Il a reçu, jusqu’à épuiser son stock de thé à offrir aux invités, toutes catégories confondues. Il a négocié, dans son bureau de Dar Dhiafa et ailleurs, presqu’avec tous les partis politiques, jusqu’à ne plus savoir que dire et ne savoir qu’offrir pour que le puzzle de partis de l’ARP s’imbrique et s’implique pour lui servir de bouclier, celui-là même dont il a besoin pour gouverner. Ennahdha, mentor du chef du gouvernement missionné, joue au chat et à la souris, tantôt dénigrant ses anciens ennemis des présidentielles Qalb Tounes, et tantôt flirtant avec lui, marchandant avec Mohamed Abbou le sort de deux ministères de souveraineté que Jemli jurait vouloir indépendants et non partisans. Seul lui était resté fidèle dans le silence, le parti Al-karama et dont elle [ Ennahdha] ne peut plus désormais se hasarder à inclure son président Seif Makhlouf au gouvernement, ce dernier étant devenu un reprise justice. La plupart du temps absent de son poste de «Rais Kheriji» au perchoir de l’ARP, Ghannouchi continue de jouer au sorcier d’opérette, manipulant la scène politique tunisienne.

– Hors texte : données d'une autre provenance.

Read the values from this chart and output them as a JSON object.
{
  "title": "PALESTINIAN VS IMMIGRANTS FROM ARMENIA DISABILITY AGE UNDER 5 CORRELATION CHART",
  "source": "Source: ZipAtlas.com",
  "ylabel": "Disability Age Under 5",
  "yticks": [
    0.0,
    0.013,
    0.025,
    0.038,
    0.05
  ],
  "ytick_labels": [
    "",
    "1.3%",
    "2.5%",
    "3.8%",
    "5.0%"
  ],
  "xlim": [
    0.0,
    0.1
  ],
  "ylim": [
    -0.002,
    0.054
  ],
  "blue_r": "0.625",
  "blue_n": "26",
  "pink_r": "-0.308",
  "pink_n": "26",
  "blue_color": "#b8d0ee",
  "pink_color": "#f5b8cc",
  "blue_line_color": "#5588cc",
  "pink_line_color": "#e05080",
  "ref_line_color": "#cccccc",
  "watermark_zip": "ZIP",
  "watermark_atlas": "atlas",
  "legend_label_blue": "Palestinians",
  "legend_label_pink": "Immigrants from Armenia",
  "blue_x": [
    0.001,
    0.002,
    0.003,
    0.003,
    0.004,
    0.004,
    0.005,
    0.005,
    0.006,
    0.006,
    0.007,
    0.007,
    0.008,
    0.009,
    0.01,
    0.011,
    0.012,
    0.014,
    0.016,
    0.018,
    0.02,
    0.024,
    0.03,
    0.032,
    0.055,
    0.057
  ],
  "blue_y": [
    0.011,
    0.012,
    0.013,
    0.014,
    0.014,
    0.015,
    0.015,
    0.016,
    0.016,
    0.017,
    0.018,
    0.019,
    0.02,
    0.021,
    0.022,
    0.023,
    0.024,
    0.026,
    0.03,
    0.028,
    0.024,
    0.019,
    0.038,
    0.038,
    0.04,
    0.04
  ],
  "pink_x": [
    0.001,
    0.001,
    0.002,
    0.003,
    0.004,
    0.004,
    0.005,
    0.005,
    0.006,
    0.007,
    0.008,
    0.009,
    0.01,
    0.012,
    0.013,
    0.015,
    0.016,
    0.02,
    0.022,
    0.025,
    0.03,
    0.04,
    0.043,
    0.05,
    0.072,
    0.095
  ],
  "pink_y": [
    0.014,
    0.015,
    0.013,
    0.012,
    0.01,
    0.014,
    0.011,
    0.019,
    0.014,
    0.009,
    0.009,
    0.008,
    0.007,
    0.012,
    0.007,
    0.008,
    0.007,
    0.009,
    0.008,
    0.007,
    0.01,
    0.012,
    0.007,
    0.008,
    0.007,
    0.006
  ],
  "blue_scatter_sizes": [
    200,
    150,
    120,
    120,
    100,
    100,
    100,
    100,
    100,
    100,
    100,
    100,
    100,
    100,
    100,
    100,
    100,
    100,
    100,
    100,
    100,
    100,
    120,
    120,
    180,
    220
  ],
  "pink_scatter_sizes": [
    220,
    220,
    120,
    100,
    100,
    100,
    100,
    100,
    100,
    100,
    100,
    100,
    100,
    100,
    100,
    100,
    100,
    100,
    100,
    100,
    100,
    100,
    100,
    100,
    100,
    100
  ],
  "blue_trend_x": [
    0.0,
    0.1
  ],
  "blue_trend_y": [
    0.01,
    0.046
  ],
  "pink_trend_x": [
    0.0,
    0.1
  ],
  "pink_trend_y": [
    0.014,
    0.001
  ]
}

Avec Ridha Saïdi, le chef de gouvernement missionné, Habib Jemli a passé, ils ont passé, on suppose, des jours et des nuits à éplucher des CV. Parfois à en attendre d’autres qui ne sont jamais venus.

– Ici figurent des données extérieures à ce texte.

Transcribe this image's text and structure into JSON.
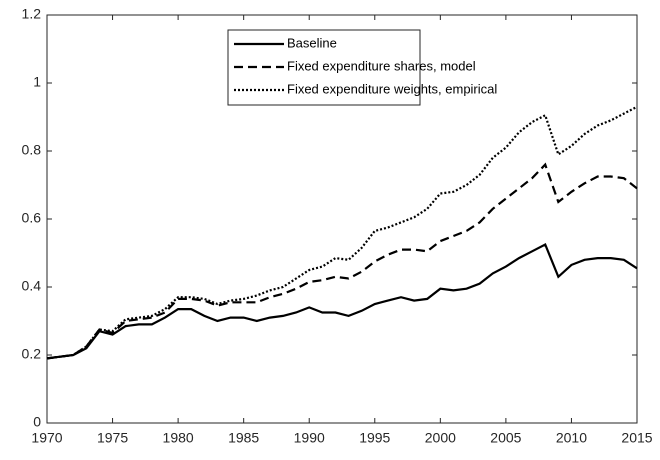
{
  "chart_data": {
    "type": "line",
    "x": [
      1970,
      1971,
      1972,
      1973,
      1974,
      1975,
      1976,
      1977,
      1978,
      1979,
      1980,
      1981,
      1982,
      1983,
      1984,
      1985,
      1986,
      1987,
      1988,
      1989,
      1990,
      1991,
      1992,
      1993,
      1994,
      1995,
      1996,
      1997,
      1998,
      1999,
      2000,
      2001,
      2002,
      2003,
      2004,
      2005,
      2006,
      2007,
      2008,
      2009,
      2010,
      2011,
      2012,
      2013,
      2014,
      2015
    ],
    "series": [
      {
        "name": "Baseline",
        "color": "#000000",
        "dash": "solid",
        "values": [
          0.19,
          0.195,
          0.2,
          0.22,
          0.27,
          0.26,
          0.285,
          0.29,
          0.29,
          0.31,
          0.335,
          0.335,
          0.315,
          0.3,
          0.31,
          0.31,
          0.3,
          0.31,
          0.315,
          0.325,
          0.34,
          0.325,
          0.325,
          0.315,
          0.33,
          0.35,
          0.36,
          0.37,
          0.36,
          0.365,
          0.395,
          0.39,
          0.395,
          0.41,
          0.44,
          0.46,
          0.485,
          0.505,
          0.525,
          0.43,
          0.465,
          0.48,
          0.485,
          0.485,
          0.48,
          0.455
        ]
      },
      {
        "name": "Fixed expenditure shares, model",
        "color": "#000000",
        "dash": "dashed",
        "values": [
          0.19,
          0.195,
          0.2,
          0.225,
          0.275,
          0.265,
          0.3,
          0.305,
          0.31,
          0.325,
          0.365,
          0.365,
          0.36,
          0.345,
          0.355,
          0.355,
          0.355,
          0.37,
          0.38,
          0.395,
          0.415,
          0.42,
          0.43,
          0.425,
          0.445,
          0.475,
          0.495,
          0.51,
          0.51,
          0.505,
          0.535,
          0.55,
          0.565,
          0.59,
          0.63,
          0.66,
          0.69,
          0.72,
          0.76,
          0.65,
          0.68,
          0.705,
          0.725,
          0.725,
          0.72,
          0.69
        ]
      },
      {
        "name": "Fixed expenditure weights, empirical",
        "color": "#000000",
        "dash": "dotted",
        "values": [
          0.19,
          0.195,
          0.2,
          0.225,
          0.275,
          0.27,
          0.305,
          0.31,
          0.315,
          0.335,
          0.37,
          0.37,
          0.365,
          0.35,
          0.36,
          0.365,
          0.375,
          0.39,
          0.4,
          0.425,
          0.45,
          0.46,
          0.485,
          0.48,
          0.515,
          0.565,
          0.575,
          0.59,
          0.605,
          0.63,
          0.675,
          0.68,
          0.7,
          0.73,
          0.78,
          0.81,
          0.855,
          0.885,
          0.905,
          0.79,
          0.815,
          0.85,
          0.875,
          0.89,
          0.91,
          0.93
        ]
      }
    ],
    "xlim": [
      1970,
      2015
    ],
    "xticks": [
      1970,
      1975,
      1980,
      1985,
      1990,
      1995,
      2000,
      2005,
      2010,
      2015
    ],
    "ylim": [
      0,
      1.2
    ],
    "yticks": [
      0,
      0.2,
      0.4,
      0.6,
      0.8,
      1,
      1.2
    ],
    "grid": false,
    "legend": "top-right"
  }
}
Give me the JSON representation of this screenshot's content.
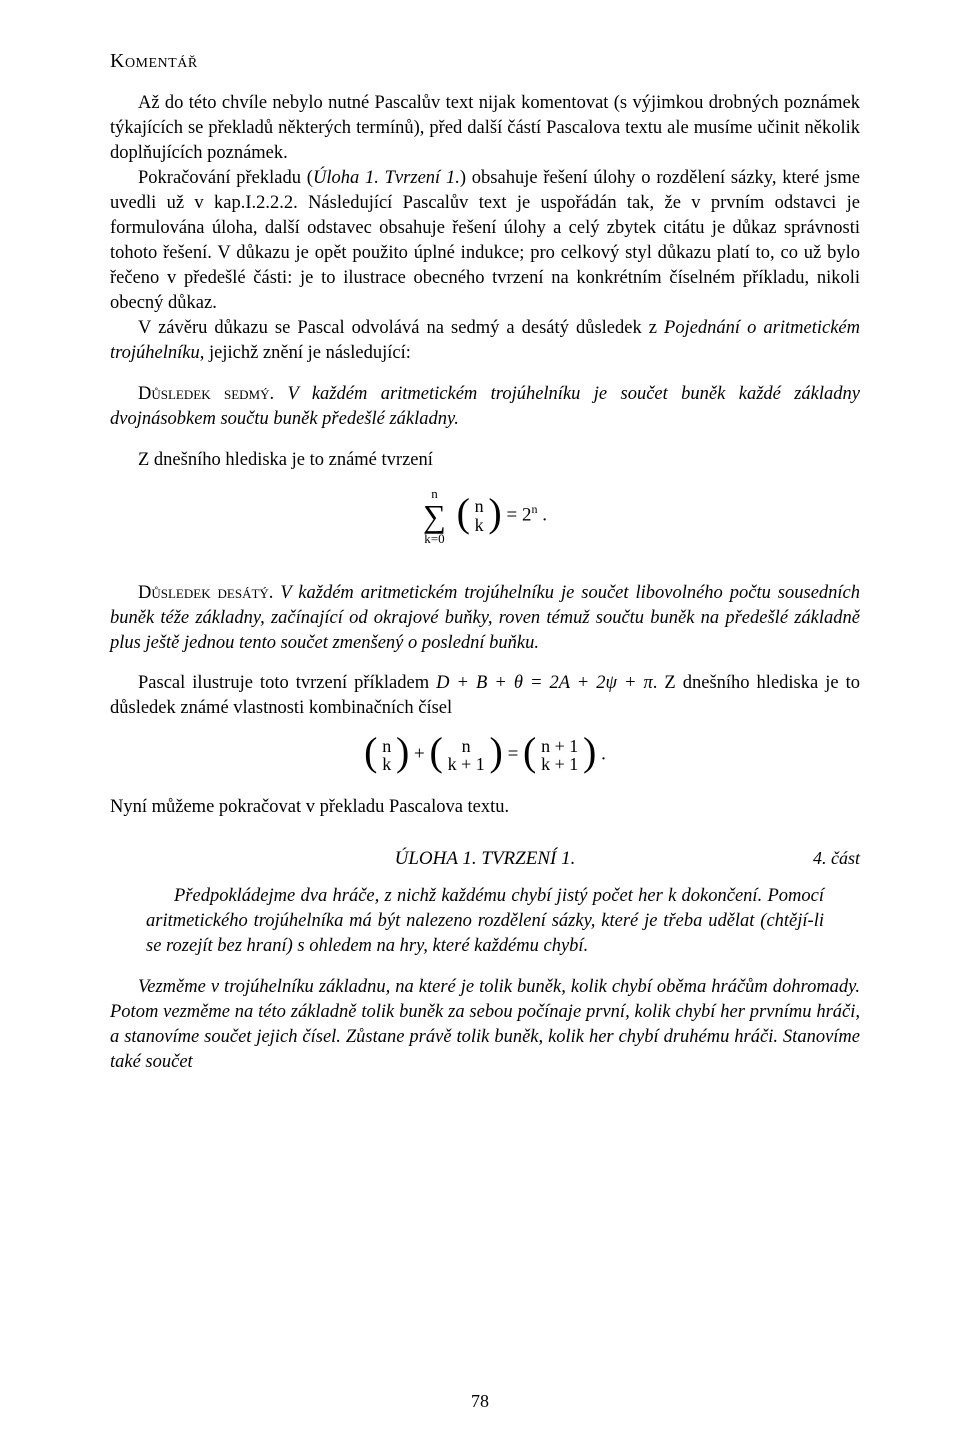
{
  "header": "Komentář",
  "p1": "Až do této chvíle nebylo nutné Pascalův text nijak komentovat (s výjimkou drobných poznámek týkajících se překladů některých termínů), před další částí Pascalova textu ale musíme učinit několik doplňujících poznámek.",
  "p2": "Pokračování překladu (Úloha 1. Tvrzení 1.) obsahuje řešení úlohy o rozdělení sázky, které jsme uvedli už v kap.I.2.2.2. Následující Pascalův text je uspořádán tak, že v prvním odstavci je formulována úloha, další odstavec obsahuje řešení úlohy a celý zbytek citátu je důkaz správnosti tohoto řešení. V důkazu je opět použito úplné indukce; pro celkový styl důkazu platí to, co už bylo řečeno v předešlé části: je to ilustrace obecného tvrzení na konkrétním číselném příkladu, nikoli obecný důkaz.",
  "p3": "V závěru důkazu se Pascal odvolává na sedmý a desátý důsledek z Pojednání o aritmetickém trojúhelníku, jejichž znění je následující:",
  "d7_label": "Důsledek sedmý.",
  "d7_text": "V každém aritmetickém trojúhelníku je součet buněk každé základny dvojnásobkem součtu buněk předešlé základny.",
  "p4": "Z dnešního hlediska je to známé tvrzení",
  "formula1": {
    "sum_top": "n",
    "sum_bot": "k=0",
    "binom_top": "n",
    "binom_bot": "k",
    "rhs": "= 2",
    "exp": "n",
    "trail": " ."
  },
  "d10_label": "Důsledek desátý.",
  "d10_text": "V každém aritmetickém trojúhelníku je součet libovolného počtu sousedních buněk téže základny, začínající od okrajové buňky, roven témuž součtu buněk na předešlé základně plus ještě jednou tento součet zmenšený o poslední buňku.",
  "p5a": "Pascal ilustruje toto tvrzení příkladem ",
  "p5eq": "D + B + θ = 2A + 2ψ + π",
  "p5b": ". Z dnešního hlediska je to důsledek známé vlastnosti kombinačních čísel",
  "formula2": {
    "b1_top": "n",
    "b1_bot": "k",
    "plus": " + ",
    "b2_top": "n",
    "b2_bot": "k + 1",
    "eq": " = ",
    "b3_top": "n + 1",
    "b3_bot": "k + 1",
    "trail": " ."
  },
  "p6": "Nyní můžeme pokračovat v překladu Pascalova textu.",
  "title": "ÚLOHA 1. TVRZENÍ 1.",
  "title_right": "4. část",
  "q1": "Předpokládejme dva hráče, z nichž každému chybí jistý počet her k dokončení. Pomocí aritmetického trojúhelníka má být nalezeno rozdělení sázky, které je třeba udělat (chtějí-li se rozejít bez hraní) s ohledem na hry, které každému chybí.",
  "q2": "Vezměme v trojúhelníku základnu, na které je tolik buněk, kolik chybí oběma hráčům dohromady. Potom vezměme na této základně tolik buněk za sebou počínaje první, kolik chybí her prvnímu hráči, a stanovíme součet jejich čísel. Zůstane právě tolik buněk, kolik her chybí druhému hráči. Stanovíme také součet",
  "page_number": "78"
}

Peu de grosses pointures tunisiennes de l’économie, comme Habib Karaouli, Nouri Jouini, ont accepté ses propositions. Le 1er a décliné l’invitation à candidater à un poste de ministre, sans aller à Dar Dhiafa. Le second y est allé, sans CV car il n’en a pas besoin, et était sorti tout aussi silencieux qu’il était entré. D’autres, comme le député d’Ennahdha Fayçal Derbel, a envoyé son CV, tout en déclinant l’offre.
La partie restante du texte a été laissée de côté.